Process the MIMIC-IV Summaries

First, create a folder to store the newly created dataset in. Then, we set the PYTHONPATH to the repository and exceute the preprocessing script. The scripts goes through several steps. Using --start_from_step 1 will start it from scratch.

mkdir /root/mimic-iv-note-di
mkdir /root/mimic-iv-note-di/dataset

export PYTHONPATH=/root/patient_summaries_with_llms
cd /root/patient_summaries_with_llms
python /root/patient_summaries_with_llms/preprocess/process_mimic_summaries.py \
  --start_from_step 1 \
  --input_file /home/s/s_hegs02/scratch/mimic-iv-note/2.2/note/discharge.csv \
  --output_dir /home/s/s_hegs02/scratch/mimic-iv-note-di/dataset

You should get an output starting with:

Found total of 331793 texts

Step 1: Remove exact duplicates, and only keep most recent note per hospital stay.
  Removed 0 / 331793 exact duplicates.
  Removed 0 / 331793 notes from same hospital stay.
Pandas Apply: 100%|█████████████████████████████████████████████████████████████████████████| 331793/331793 [00:01<00:00, 326553.88it/s]
Pandas Apply: 100%|████████████████████████████████████████████████████████████████████████████████| 318/318 [00:00<00:00, 91795.50it/s]

[...]

Total entries: 100175.

Output data to /root/mimic-iv-note-di/dataset

The resulting csv still contains all comlumns of the MIMIC-IV-Note database and should be stored in the output_dir. Based on this we can create different datasets using the complete hopsital course or only the brief hospital course as a reference. We will create both here.

Select Dataset Columns and Create Splits

To select the relevant colums and create dataset splits, we use a separate script split_dataset.py. The following command will use the full hospital course as a reference and the preprocessed summary column as summary.
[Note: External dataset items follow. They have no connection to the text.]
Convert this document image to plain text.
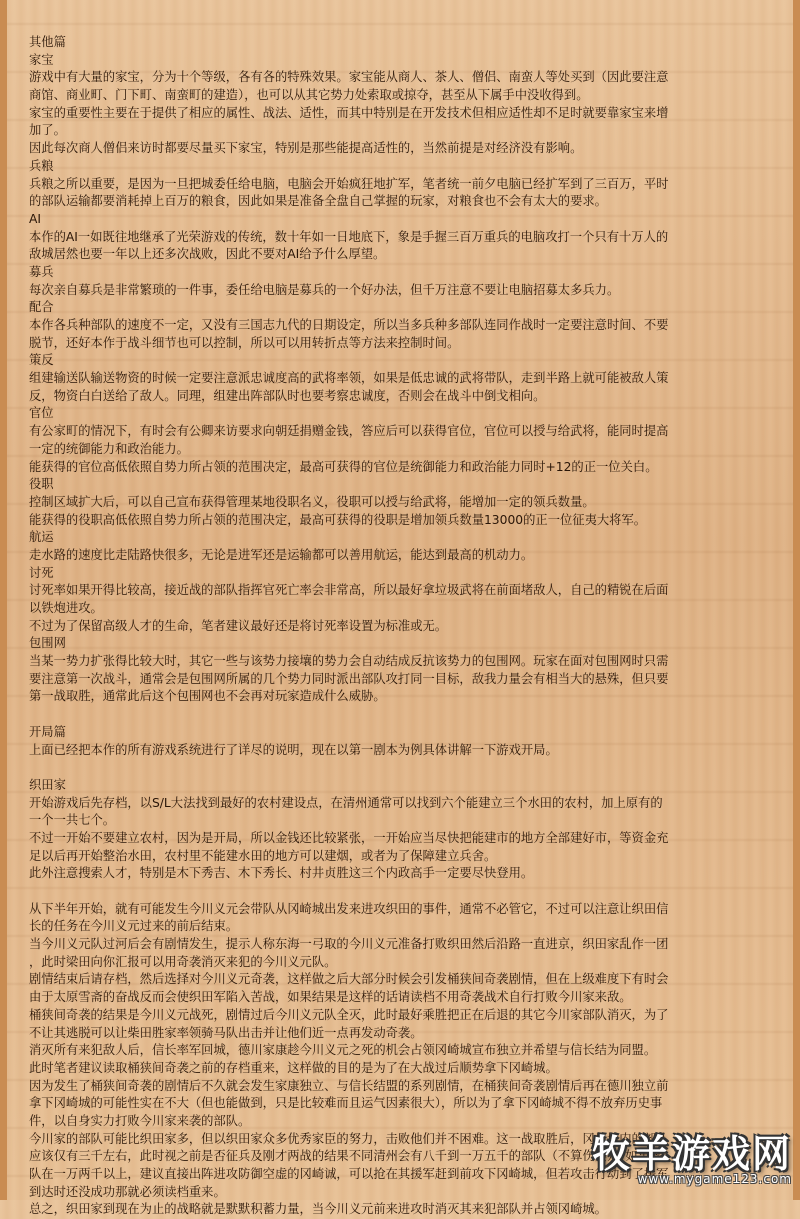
其他篇
家宝
游戏中有大量的家宝，分为十个等级，各有各的特殊效果。家宝能从商人、茶人、僧侣、南蛮人等处买到（因此要注意
商馆、商业町、门下町、南蛮町的建造），也可以从其它势力处索取或掠夺，甚至从下属手中没收得到。
家宝的重要性主要在于提供了相应的属性、战法、适性，而其中特别是在开发技术但相应适性却不足时就要靠家宝来增
加了。
因此每次商人僧侣来访时都要尽量买下家宝，特别是那些能提高适性的，当然前提是对经济没有影响。
兵粮
兵粮之所以重要，是因为一旦把城委任给电脑，电脑会开始疯狂地扩军，笔者统一前夕电脑已经扩军到了三百万，平时
的部队运输都要消耗掉上百万的粮食，因此如果是准备全盘自己掌握的玩家，对粮食也不会有太大的要求。
AI
本作的AI一如既往地继承了光荣游戏的传统，数十年如一日地底下，象是手握三百万重兵的电脑攻打一个只有十万人的
敌城居然也要一年以上还多次战败，因此不要对AI给予什么厚望。
募兵
每次亲自募兵是非常繁琐的一件事，委任给电脑是募兵的一个好办法，但千万注意不要让电脑招募太多兵力。
配合
本作各兵种部队的速度不一定，又没有三国志九代的日期设定，所以当多兵种多部队连同作战时一定要注意时间、不要
脱节，还好本作于战斗细节也可以控制，所以可以用转折点等方法来控制时间。
策反
组建输送队输送物资的时候一定要注意派忠诚度高的武将率领，如果是低忠诚的武将带队，走到半路上就可能被敌人策
反，物资白白送给了敌人。同理，组建出阵部队时也要考察忠诚度，否则会在战斗中倒戈相向。
官位
有公家町的情况下，有时会有公卿来访要求向朝廷捐赠金钱，答应后可以获得官位，官位可以授与给武将，能同时提高
一定的统御能力和政治能力。
能获得的官位高低依照自势力所占领的范围决定，最高可获得的官位是统御能力和政治能力同时+12的正一位关白。
役职
控制区域扩大后，可以自己宣布获得管理某地役职名义，役职可以授与给武将，能增加一定的领兵数量。
能获得的役职高低依照自势力所占领的范围决定，最高可获得的役职是增加领兵数量13000的正一位征夷大将军。
航运
走水路的速度比走陆路快很多，无论是进军还是运输都可以善用航运，能达到最高的机动力。
讨死
讨死率如果开得比较高，接近战的部队指挥官死亡率会非常高，所以最好拿垃圾武将在前面堵敌人，自己的精锐在后面
以铁炮进攻。
不过为了保留高级人才的生命，笔者建议最好还是将讨死率设置为标准或无。
包围网
当某一势力扩张得比较大时，其它一些与该势力接壤的势力会自动结成反抗该势力的包围网。玩家在面对包围网时只需
要注意第一次战斗，通常会是包围网所属的几个势力同时派出部队攻打同一目标，敌我力量会有相当大的悬殊，但只要
第一战取胜，通常此后这个包围网也不会再对玩家造成什么威胁。
开局篇
上面已经把本作的所有游戏系统进行了详尽的说明，现在以第一剧本为例具体讲解一下游戏开局。
织田家
开始游戏后先存档，以S/L大法找到最好的农村建设点，在清州通常可以找到六个能建立三个水田的农村，加上原有的
一个一共七个。
不过一开始不要建立农村，因为是开局，所以金钱还比较紧张，一开始应当尽快把能建市的地方全部建好市，等资金充
足以后再开始整治水田，农村里不能建水田的地方可以建烟，或者为了保障建立兵舍。
此外注意搜索人才，特别是木下秀吉、木下秀长、村井贞胜这三个内政高手一定要尽快登用。
从下半年开始，就有可能发生今川义元会带队从冈崎城出发来进攻织田的事件，通常不必管它，不过可以注意让织田信
长的任务在今川义元过来的前后结束。
当今川义元队过河后会有剧情发生，提示人称东海一弓取的今川义元准备打败织田然后沿路一直进京，织田家乱作一团
，此时梁田向你汇报可以用奇袭消灭来犯的今川义元队。
剧情结束后请存档，然后选择对今川义元奇袭，这样做之后大部分时候会引发桶狭间奇袭剧情，但在上级难度下有时会
由于太原雪斋的奋战反而会使织田军陷入苦战，如果结果是这样的话请读档不用奇袭战术自行打败今川家来敌。
桶狭间奇袭的结果是今川义元战死，剧情过后今川义元队全灭，此时最好乘胜把正在后退的其它今川家部队消灭，为了
不让其逃脱可以让柴田胜家率领骑马队出击并让他们近一点再发动奇袭。
消灭所有来犯敌人后，信长率军回城，德川家康趁今川义元之死的机会占领冈崎城宣布独立并希望与信长结为同盟。
此时笔者建议读取桶狭间奇袭之前的存档重来，这样做的目的是为了在大战过后顺势拿下冈崎城。
因为发生了桶狭间奇袭的剧情后不久就会发生家康独立、与信长结盟的系列剧情，在桶狭间奇袭剧情后再在德川独立前
拿下冈崎城的可能性实在不大（但也能做到，只是比较难而且运气因素很大），所以为了拿下冈崎城不得不放弃历史事
件，以自身实力打败今川家来袭的部队。
今川家的部队可能比织田家多，但以织田家众多优秀家臣的努力，击败他们并不困难。这一战取胜后，冈崎城内的部队
应该仅有三千左右，此时视之前是否征兵及刚才两战的结果不同清州会有八千到一万五千的部队（不算伤兵），如果部
队在一万两千以上，建议直接出阵进攻防御空虚的冈崎诚，可以抢在其援军赶到前攻下冈崎城，但若攻击行动到了援军
到达时还没成功那就必须读档重来。
总之，织田家到现在为止的战略就是默默积蓄力量，当今川义元前来进攻时消灭其来犯部队并占领冈崎城。
牧羊游戏网
www.mygame123.com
python /root/patient_summaries_with_llms/preprocess/split_dataset.py \
  --input_file /root/mimic-iv-note-di/dataset/mimic_processed_summaries.csv \
  --output_dir /root/mimic-iv-note-di/dataset \
  --hospital_course_column hospital_course \
  --summary_column summary

Found total of 100175 texts
  Wrote 80140 train, 10017 valid, and 10017 test examples to /root/mimic-iv-note-di/dataset

To create a separate version of the dataset using the shorter brief_hospital_course as a reference execute:

mkdir /root/mimic-iv-note-di-bhc
mkdir /root/mimic-iv-note-di-bhc/dataset
python /root/patient_summaries_with_llms/preprocess/split_dataset.py \
  --input_file /root/mimic-iv-note-di/dataset/mimic_processed_summaries.csv \
  --output_dir /root/mimic-iv-note-di-bhc/dataset \
  --hospital_course_column brief_hospital_course \
  --summary_column summary
Found total of 100175 texts
  Wrote 80140 train, 10017 valid, and 10017 test examples to /root/mimic-iv-note-di-bhc/dataset

As a consequence, we have the jsonl files all.json, train.json, valid.json, test.json in the directories /root/mimic-iv-note-di/dataset and /root/mimic-iv-note-di-bhc/dataset for the full hospital course and the brief hospital course as references, respectively. In this work we focus on the brief hospital course.

Create Dataset Embeddings

To create the t-SNE embeddings of the summaries, we used a Jupyter notebook visualize_summary_embeddings.ipynb. Based on the dataset splits above, one has to adapt the following paths at the top of the notebook. The file all_unprocessed.json contains the unprocessed summaries. It was obtained using the split_dataset.py script on the summaries outputted from the preprocessing directly after the split into hospital course and summary. Hence, these summaries were not altered.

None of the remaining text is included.